With over 200 pages and many dozens of subjects covered , this review will only skirt over the greater majority of them, but the book is divided into 4 sections, beginning with Guitar Basics covering its component parts, how guitar tone is produced, many tunings traditional and otherwise, fingers, the basics of notation , tablature, the fretboard, LH and RH techniques, and Key historical works where guitars were used ( Mahler 7, Webern 5 Pieces Op10, Schoenberg Serenade Op24 to name but three) There are in fact many pages of examples from many scores , all from the modern era and completely omitting what we would consider to be guitar composers. The detail gone into however is minute and everything is covered with great care.
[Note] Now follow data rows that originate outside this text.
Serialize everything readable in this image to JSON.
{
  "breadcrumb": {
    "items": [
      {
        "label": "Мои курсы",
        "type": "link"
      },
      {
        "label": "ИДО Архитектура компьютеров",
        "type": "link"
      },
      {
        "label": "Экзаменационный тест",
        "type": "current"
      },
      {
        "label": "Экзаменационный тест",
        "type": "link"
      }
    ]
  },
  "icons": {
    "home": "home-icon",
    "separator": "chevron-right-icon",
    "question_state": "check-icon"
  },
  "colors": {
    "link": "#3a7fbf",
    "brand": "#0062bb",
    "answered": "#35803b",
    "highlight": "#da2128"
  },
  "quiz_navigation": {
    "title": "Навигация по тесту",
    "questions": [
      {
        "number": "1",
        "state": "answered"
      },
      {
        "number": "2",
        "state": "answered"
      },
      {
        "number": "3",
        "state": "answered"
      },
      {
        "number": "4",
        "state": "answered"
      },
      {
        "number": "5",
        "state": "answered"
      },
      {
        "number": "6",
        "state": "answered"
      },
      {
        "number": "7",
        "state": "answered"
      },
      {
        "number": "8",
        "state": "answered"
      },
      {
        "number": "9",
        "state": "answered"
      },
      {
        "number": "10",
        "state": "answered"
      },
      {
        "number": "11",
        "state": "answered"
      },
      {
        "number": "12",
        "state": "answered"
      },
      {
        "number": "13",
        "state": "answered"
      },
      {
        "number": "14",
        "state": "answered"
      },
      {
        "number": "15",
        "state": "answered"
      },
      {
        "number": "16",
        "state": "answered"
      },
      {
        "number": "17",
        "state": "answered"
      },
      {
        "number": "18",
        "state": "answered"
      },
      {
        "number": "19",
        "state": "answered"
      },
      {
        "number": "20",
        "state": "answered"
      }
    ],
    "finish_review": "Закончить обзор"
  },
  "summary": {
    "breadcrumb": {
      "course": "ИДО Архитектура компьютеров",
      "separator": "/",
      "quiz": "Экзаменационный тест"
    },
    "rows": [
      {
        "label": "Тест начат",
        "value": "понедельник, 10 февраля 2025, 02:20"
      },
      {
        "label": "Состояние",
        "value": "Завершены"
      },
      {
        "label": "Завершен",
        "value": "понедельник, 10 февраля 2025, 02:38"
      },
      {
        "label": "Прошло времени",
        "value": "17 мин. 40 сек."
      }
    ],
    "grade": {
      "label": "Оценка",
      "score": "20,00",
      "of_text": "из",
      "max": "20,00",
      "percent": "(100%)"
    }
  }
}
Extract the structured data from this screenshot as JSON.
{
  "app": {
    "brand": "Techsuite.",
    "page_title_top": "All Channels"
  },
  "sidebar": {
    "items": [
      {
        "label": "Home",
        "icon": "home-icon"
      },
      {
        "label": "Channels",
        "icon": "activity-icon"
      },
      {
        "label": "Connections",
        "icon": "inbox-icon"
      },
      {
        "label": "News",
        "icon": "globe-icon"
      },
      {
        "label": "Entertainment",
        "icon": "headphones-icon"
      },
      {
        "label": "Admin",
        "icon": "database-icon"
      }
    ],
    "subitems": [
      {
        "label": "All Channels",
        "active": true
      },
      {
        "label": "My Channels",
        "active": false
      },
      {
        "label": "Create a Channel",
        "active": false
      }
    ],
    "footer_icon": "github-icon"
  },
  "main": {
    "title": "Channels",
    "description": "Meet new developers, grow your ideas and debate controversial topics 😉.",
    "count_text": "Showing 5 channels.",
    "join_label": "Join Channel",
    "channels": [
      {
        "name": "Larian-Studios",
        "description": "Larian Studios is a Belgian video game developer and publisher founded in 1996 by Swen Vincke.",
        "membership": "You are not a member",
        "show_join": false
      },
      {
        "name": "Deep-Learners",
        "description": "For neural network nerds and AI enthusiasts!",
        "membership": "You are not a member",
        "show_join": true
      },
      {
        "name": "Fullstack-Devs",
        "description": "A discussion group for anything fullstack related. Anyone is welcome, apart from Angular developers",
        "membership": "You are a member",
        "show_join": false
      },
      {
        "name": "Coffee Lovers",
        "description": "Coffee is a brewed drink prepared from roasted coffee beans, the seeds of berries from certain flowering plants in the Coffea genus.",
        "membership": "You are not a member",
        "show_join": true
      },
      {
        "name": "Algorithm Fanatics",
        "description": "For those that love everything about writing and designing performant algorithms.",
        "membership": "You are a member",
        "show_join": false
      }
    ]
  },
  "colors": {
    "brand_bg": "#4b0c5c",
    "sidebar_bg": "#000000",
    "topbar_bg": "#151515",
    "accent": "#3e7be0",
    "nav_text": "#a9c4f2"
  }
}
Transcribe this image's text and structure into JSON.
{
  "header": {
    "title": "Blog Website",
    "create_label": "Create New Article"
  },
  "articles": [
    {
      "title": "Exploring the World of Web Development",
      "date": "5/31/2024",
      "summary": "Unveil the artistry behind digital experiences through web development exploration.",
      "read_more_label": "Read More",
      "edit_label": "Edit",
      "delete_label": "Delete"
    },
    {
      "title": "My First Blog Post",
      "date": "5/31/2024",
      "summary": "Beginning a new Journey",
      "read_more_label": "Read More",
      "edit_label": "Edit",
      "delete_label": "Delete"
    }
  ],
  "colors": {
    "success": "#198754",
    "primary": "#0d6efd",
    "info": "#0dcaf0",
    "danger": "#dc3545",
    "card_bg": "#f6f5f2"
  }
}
Section 2 is a full 39 pages on Harmonics, and again the detail is immense, going into the science of it as well as the technical aspects, followed by Section3 covering The Guitar as Percussion including LH and RH tapping, Tambour, Golpe, Brushing, Rubbing and Scraping , the use of foreign objects and various other means of preparing the guitar, whilst the final section The Acoustic Guitar’s Relatives, tells the entire history of the instruments that deviate from the normal 6 strings , both historical and contemporary, and also cover the Ukelele, the Ebow, the acoustic –electric , the 12 string , the Dobro and many more .The final Appendices cover many other areas including a bibliography , a list of solo works , and works with other instruments , although again I feel the almost entire lack of guitar player / composers in these lists ( No Brouwer, no Koshkin, no Villa Lobos, and many more besides!) is an omission, because surely the guitar composer who knows his instrument better than any other is the one that plays it, and yet in the solo list are works by Appelbaum, Klarenz Barlow, Stefan Beyer, William Bland, James Dillon, and many more, that I would imagine many would struggle to recognize , and that includes myself.
That said this is a book with many layers, and much miniscule detail that many will find utterly fascinating and many will learn from, and therefore I have no hesitation in giving it a hearty recommendation.